Genome-wide association in the Rotterdam study implicates the 16q24 locus as determinant of osteoporotic vertebral fractures

H L D W Oei, K Estrada, M C Castano-Betancourt, M van der Klift, J M Kerkhof, A Hofman, H A P Pols, L Stolk, J B van Meurs, M C Zillikens, A G Uitterlinden & F Rivadeneira

Erasmus MC, Rotterdam, The Netherlands.

Risk for vertebral fractures (VFx), the most common osteoporotic fractures, is a heritable complex trait. No genome-wide association studies (GWAS) searching for genetic susceptibility factors for VFx have been reported. We performed a GWAS for VFx in a population-based study of Dutch elderly. Thoracolumbar spine radiographs were scored for osteoporotic VFx using the McCloskey/Kanis method. Genetic data was available in 329 VFx cases and 2666 controls. We tested 2 543 887 imputed (HapMap CEU release 22, build 36) SNPs using a logistic regression model (MACH2DAT) adjusted for age, sex, and admixture principal components. At a genome-wide significant α-level (GWS) of 5×10−8, the design has 0.80 power to detect risk effect sizes (OR) of 1.7 to 2.4 for minor allele frequencies (MAF) of 0.20 to 0.05, respectively.

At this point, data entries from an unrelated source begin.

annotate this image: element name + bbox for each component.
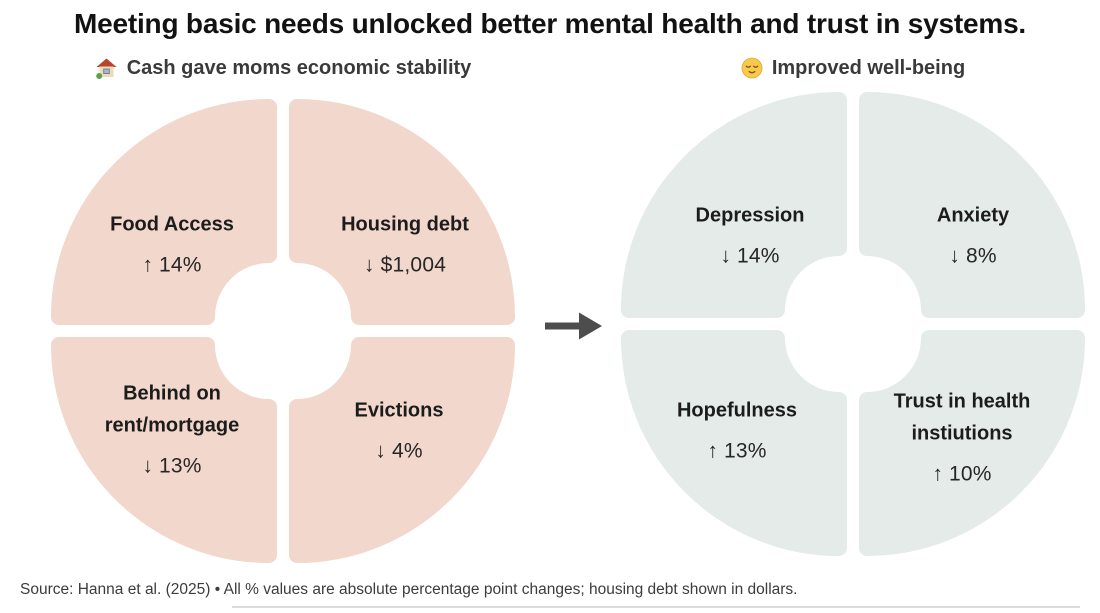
right-subtitle-label: Improved well-being [771, 56, 966, 79]
economic-stability-donut-shape [51, 99, 515, 563]
source-note: Source: Hanna et al. (2025) • All % valu… [20, 581, 798, 598]
quadrant-evictions: Evictions ↓ 4% [319, 395, 479, 464]
quadrant-label: Trust in health instiutions [893, 390, 1031, 445]
quadrant-shape-bottom-left [51, 337, 277, 563]
quadrant-value: ↓ 4% [375, 439, 423, 463]
quadrant-shape-top-right [289, 99, 515, 325]
page-title: Meeting basic needs unlocked better ment… [73, 8, 1027, 39]
quadrant-trust-in-health-institutions: Trust in health instiutions ↑ 10% [872, 386, 1052, 487]
quadrant-value: ↑ 14% [142, 253, 202, 277]
quadrant-label: Hopefulness [676, 399, 798, 422]
quadrant-label: Housing debt [341, 213, 469, 236]
left-panel-subtitle: Cash gave moms economic stability [43, 52, 523, 84]
quadrant-value: ↓ 14% [720, 244, 780, 268]
right-arrow-icon [543, 305, 603, 347]
quadrant-value: ↓ $1,004 [363, 253, 447, 277]
relieved-face-icon [741, 57, 763, 79]
quadrant-depression: Depression ↓ 14% [665, 200, 835, 269]
quadrant-value: ↓ 13% [142, 454, 202, 478]
right-panel-subtitle: Improved well-being [613, 52, 1093, 84]
quadrant-hopefulness: Hopefulness ↑ 13% [652, 395, 822, 464]
quadrant-label: Anxiety [936, 204, 1010, 227]
quadrant-value: ↑ 13% [707, 439, 767, 463]
left-subtitle-label: Cash gave moms economic stability [126, 56, 472, 79]
quadrant-shape-top-right [859, 92, 1085, 318]
quadrant-label: Depression [695, 204, 805, 227]
quadrant-shape-bottom-right [859, 330, 1085, 556]
quadrant-value: ↑ 10% [932, 462, 992, 486]
quadrant-label: Evictions [354, 399, 444, 422]
quadrant-anxiety: Anxiety ↓ 8% [893, 200, 1053, 269]
quadrant-shape-top-left [51, 99, 277, 325]
well-being-donut-shape [621, 92, 1085, 556]
quadrant-housing-debt: Housing debt ↓ $1,004 [315, 209, 495, 278]
quadrant-shape-top-left [621, 92, 847, 318]
quadrant-value: ↓ 8% [949, 244, 997, 268]
well-being-donut: Depression ↓ 14% Anxiety ↓ 8% Hopefulnes… [613, 84, 1093, 564]
economic-stability-donut: Food Access ↑ 14% Housing debt ↓ $1,004 … [43, 91, 523, 571]
house-icon [95, 57, 118, 80]
quadrant-label: Food Access [110, 213, 234, 236]
quadrant-label: Behind on rent/mortgage [104, 382, 240, 437]
quadrant-shape-bottom-right [289, 337, 515, 563]
quadrant-shape-bottom-left [621, 330, 847, 556]
bottom-divider [232, 606, 1080, 608]
quadrant-food-access: Food Access ↑ 14% [92, 209, 252, 278]
quadrant-behind-on-rent: Behind on rent/mortgage ↓ 13% [97, 378, 247, 479]
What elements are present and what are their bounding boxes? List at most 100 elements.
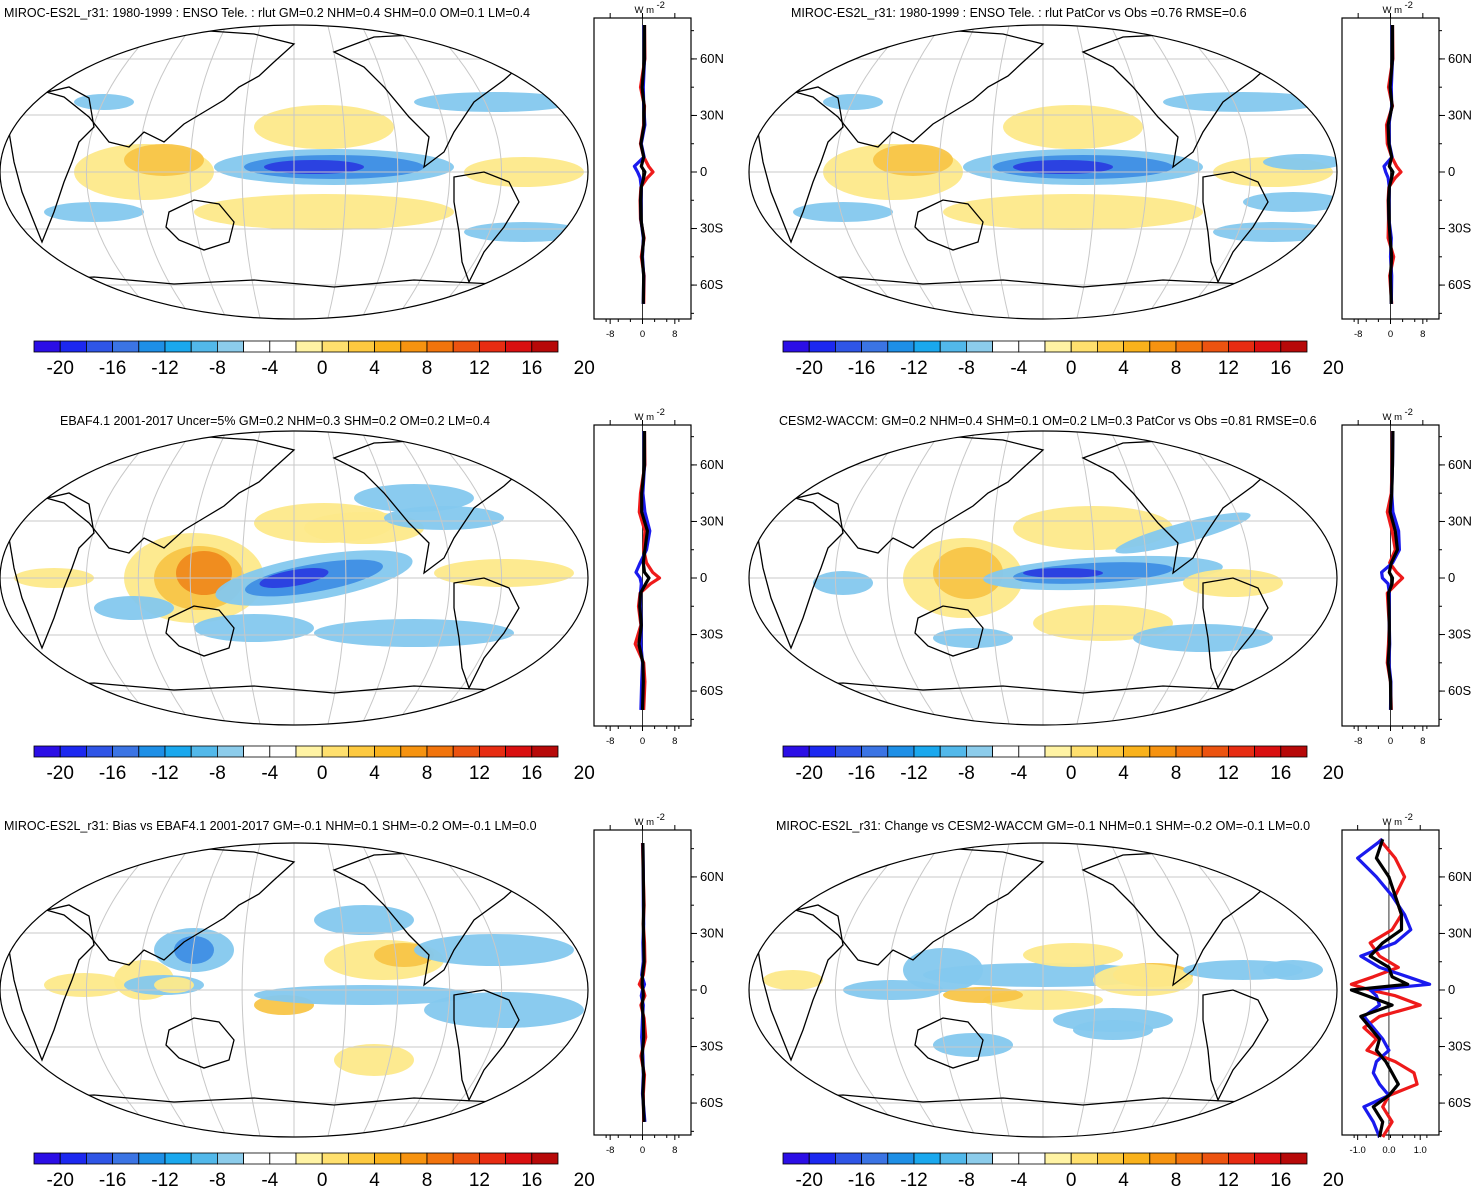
- colorbar-tick-label: 4: [369, 763, 380, 784]
- colorbar-swatch: [452, 1152, 480, 1165]
- colorbar-swatch: [347, 745, 375, 758]
- lat-tick-label: 60S: [1448, 277, 1471, 292]
- units-label: W m: [1383, 817, 1403, 828]
- lat-tick-label: 60S: [700, 683, 723, 698]
- map-field-2: [749, 25, 1337, 319]
- longitude-gridline: [1141, 431, 1200, 725]
- lat-tick-label: 30N: [700, 107, 724, 122]
- anomaly-patch: [354, 484, 474, 512]
- map-field-1: [0, 25, 588, 319]
- longitude-gridline: [241, 843, 262, 1137]
- colorbar-tick-label: 12: [469, 358, 490, 379]
- anomaly-patch: [1023, 568, 1103, 578]
- colorbar-swatch: [887, 745, 915, 758]
- profile-line-mean: [638, 25, 647, 304]
- colorbar-tick-label: -12: [900, 1170, 927, 1187]
- colorbar-swatch: [138, 340, 166, 353]
- lat-tick-label: 60S: [700, 1095, 723, 1110]
- colorbar-swatch: [243, 340, 271, 353]
- anomaly-patch: [44, 973, 124, 997]
- coastline: [453, 989, 520, 1102]
- profile-line-mean: [1349, 838, 1410, 1138]
- colorbar-tick-label: 8: [422, 1170, 433, 1187]
- colorbar-tick-label: 20: [1323, 1170, 1344, 1187]
- colorbar-swatch: [86, 1152, 114, 1165]
- colorbar-swatch: [1097, 1152, 1125, 1165]
- longitude-gridline: [137, 25, 196, 319]
- colorbar-swatch: [531, 1152, 559, 1165]
- longitude-gridline: [392, 25, 451, 319]
- longitude-gridline: [1075, 25, 1096, 319]
- colorbar-swatch: [887, 340, 915, 353]
- colorbar-swatch: [243, 1152, 271, 1165]
- colorbar-tick-label: -4: [1010, 763, 1027, 784]
- colorbar-swatch: [1280, 745, 1308, 758]
- colorbar-tick-label: 16: [1270, 358, 1291, 379]
- anomaly-patch: [1073, 1020, 1153, 1040]
- panel-3: 60N 30N 0 30S 60S -8 0 8 W m -2 -20 -16 -12 -8 -4 0 4 8 12…: [0, 407, 724, 784]
- colorbar-swatch: [505, 1152, 533, 1165]
- colorbar-swatch: [400, 745, 428, 758]
- longitude-gridline: [990, 25, 1011, 319]
- colorbar-tick-label: 20: [1323, 763, 1344, 784]
- colorbar-swatch: [374, 745, 402, 758]
- colorbar-swatch: [939, 745, 967, 758]
- anomaly-patch: [414, 92, 574, 112]
- x-tick-label: 0: [640, 329, 645, 340]
- colorbar-swatch: [1175, 1152, 1203, 1165]
- profile-line-mean: [637, 431, 651, 710]
- lat-tick-label: 30S: [1448, 627, 1471, 642]
- colorbar-tick-label: -16: [99, 1170, 126, 1187]
- colorbar-1: -20 -16 -12 -8 -4 0 4 8 12 16 20: [33, 340, 595, 379]
- colorbar-tick-label: 0: [1066, 358, 1077, 379]
- zonal-profile-1: 60N 30N 0 30S 60S -8 0 8 W m -2: [593, 0, 724, 340]
- map-border: [0, 430, 589, 726]
- longitude-gridline: [886, 843, 945, 1137]
- colorbar-swatch: [966, 745, 994, 758]
- lat-tick-label: 30N: [700, 925, 724, 940]
- map-field-5: [0, 843, 588, 1137]
- coastline: [1202, 989, 1269, 1102]
- colorbar-swatch: [1123, 1152, 1151, 1165]
- colorbar-swatch: [1123, 745, 1151, 758]
- colorbar-tick-label: -20: [795, 763, 822, 784]
- coastline: [757, 904, 844, 1062]
- coastline: [762, 276, 1324, 288]
- anomaly-patch: [1115, 512, 1251, 554]
- anomaly-patch: [124, 144, 204, 176]
- colorbar-swatch: [269, 340, 297, 353]
- colorbar-swatch: [138, 1152, 166, 1165]
- map-border: [0, 842, 589, 1138]
- colorbar-tick-label: -12: [151, 763, 178, 784]
- colorbar-tick-label: -4: [261, 1170, 278, 1187]
- panel-title-4: CESM2-WACCM: GM=0.2 NHM=0.4 SHM=0.1 OM=0…: [779, 414, 1317, 428]
- lat-tick-label: 60N: [700, 51, 724, 66]
- units-exponent: -2: [657, 0, 665, 11]
- colorbar-tick-label: -12: [900, 763, 927, 784]
- longitude-gridline: [1141, 25, 1200, 319]
- panel-title-3: EBAF4.1 2001-2017 Uncer=5% GM=0.2 NHM=0.…: [60, 414, 490, 428]
- units-exponent: -2: [1405, 407, 1413, 418]
- colorbar-swatch: [992, 1152, 1020, 1165]
- longitude-gridline: [189, 843, 229, 1137]
- map-field-3: [0, 431, 588, 725]
- map-4: [748, 430, 1338, 726]
- colorbar-swatch: [808, 745, 836, 758]
- lat-tick-label: 0: [700, 570, 707, 585]
- colorbar-swatch: [1280, 1152, 1308, 1165]
- anomaly-patch: [94, 596, 174, 620]
- profile-line-mean: [1386, 430, 1400, 710]
- colorbar-swatch: [452, 340, 480, 353]
- colorbar-tick-label: -8: [209, 763, 226, 784]
- colorbar-swatch: [913, 745, 941, 758]
- colorbar-tick-label: -8: [209, 358, 226, 379]
- colorbar-swatch: [190, 340, 218, 353]
- anomaly-patch: [1263, 154, 1337, 170]
- anomaly-patch: [314, 905, 414, 935]
- colorbar-swatch: [1201, 340, 1229, 353]
- colorbar-swatch: [1044, 745, 1072, 758]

A SNP on chromosome 16q24 (MAF=0.10) was associated at GWS level (P=4.6×10−8) with an increased risk for VFx. Heterozygous carriers of the minor allele had 1.7-fold (95% CI: 1.3–2.2) and homozygous carriers 5.8-fold (95% CI: 2.6–12.6) increased risk compared to non-carriers. The VFx-associated SNP maps in a region previously found associated with lumbar spine BMD (LS-BMD) in a meta-analysis of 19 125 individuals, yet represents an independent signal from the reported BMD SNP (LD r2=0.002). The VFx-associated SNP was not associated with LS-BMD. FOXC2 is a strong candidate gene mapping ~200 kb upstream from the associated SNP. FOXC2 is a transcription factor essential for axial skeletogenesis in mice, highly expressed in human bone tissue and involved in osteoblast differentiation through activation of canonical Wnt-β-catenin signals. Inactivating mutations affecting the FOX gene cluster cause severe vertebral malformations in humans. In conclusion, our findings implicate the 16q24 locus as a strong determinant for osteoporotic VFx. Pleiotropic effects of FOXC2 are potentially driving these associations with LS-BMD and VFx. Replication within the GEFOS/GENOMOS consortia is currently underway to confirm this finding.